There are two important factors here.

First, 1.2f is not a Double. It's a Float. The (int, Double) function doesn't match at all. (Number, Number) is the best fit.

Second, even when you change it to 1.2 it is still not a Double. It is a double. That is, it's a primitive, not an object. Now, Java will still happily pass a double into a function that wants a Double without much complaint, but in this case you've confused it by giving it two valid conversions it could make:

1. Convert 5 to an Integer and convert 1.2 to a Double
2. Leave 5 as a primitive int but convert 1.2 to a Double.

There isn't a rule for which of those is preferable. Java produces a compiler error that it has an ambiguous function call, and forces you to choose which one you'd prefer (by manually wrapping one or both of them in objects).

As an aside, if you had a method that took (int, double) there would be no ambiguity at all: that method actually matches the existing types of 5 and 1.2, so it would be called.
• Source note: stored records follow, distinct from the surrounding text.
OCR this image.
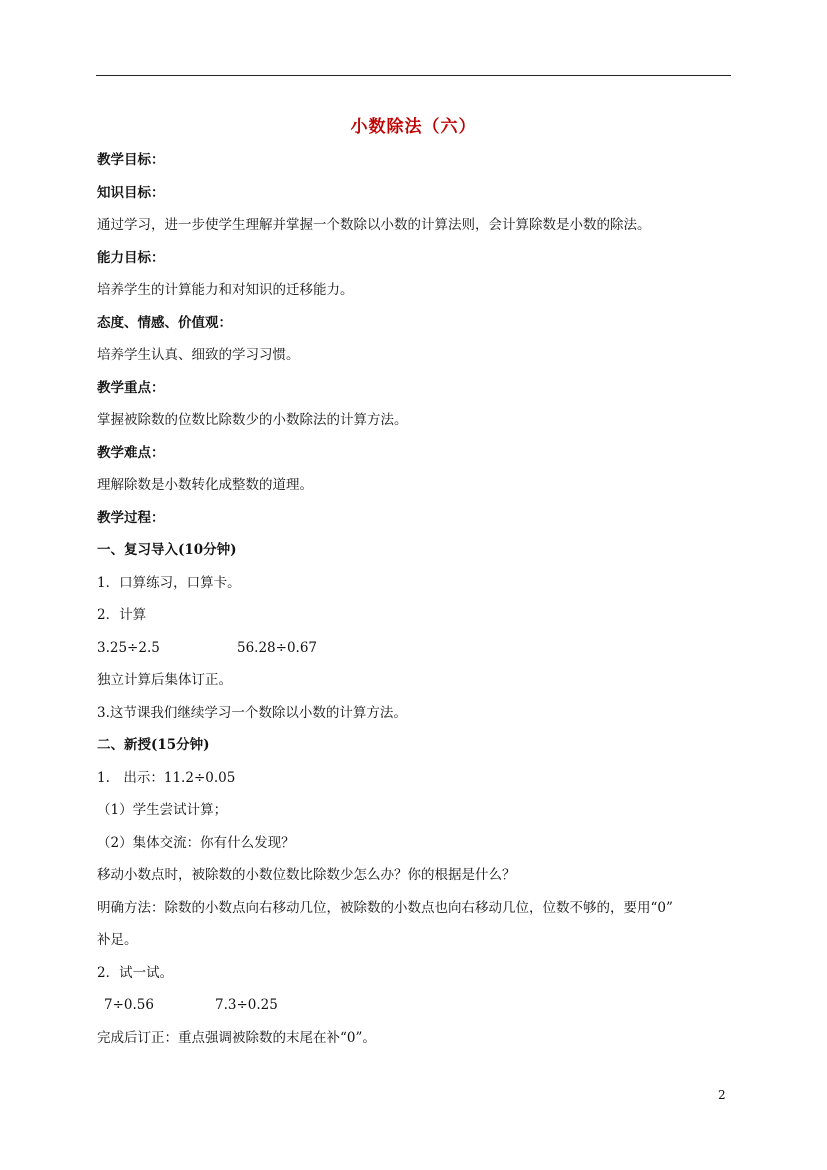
小数除法（六）
教学目标：
知识目标：
通过学习，进一步使学生理解并掌握一个数除以小数的计算法则，会计算除数是小数的除法。
能力目标：
培养学生的计算能力和对知识的迁移能力。
态度、情感、价值观：
培养学生认真、细致的学习习惯。
教学重点：
掌握被除数的位数比除数少的小数除法的计算方法。
教学难点：
理解除数是小数转化成整数的道理。
教学过程：
一、复习导入(10分钟)
1．口算练习，口算卡。
2．计算
3.25÷2.5	56.28÷0.67
独立计算后集体订正。
3.这节课我们继续学习一个数除以小数的计算方法。
二、新授(15分钟)
1.　出示：11.2÷0.05
（1）学生尝试计算；
（2）集体交流：你有什么发现？
移动小数点时，被除数的小数位数比除数少怎么办？你的根据是什么？
明确方法：除数的小数点向右移动几位，被除数的小数点也向右移动几位，位数不够的，要用“0”
补足。
2．试一试。
7÷0.56	7.3÷0.25
完成后订正：重点强调被除数的末尾在补“0”。
2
It's the fact that some of the arguments here are wrapper objects that causes the mayhem.

Answer 3

1.2f is not wrapped by a Double, it's wrapped by a Float. SinceFloat is not a subclass of Double (they are distinct subclasses of Number), the most specific method signature that can be used is foo(Number,Number).

Once you remove the f, 1.2 will be treated a double (the primitive, not the wrapper class) by default, which can be autoboxed to a Double. However the 5 can also be autoboxed to an Integer, thus causing the ambiguity.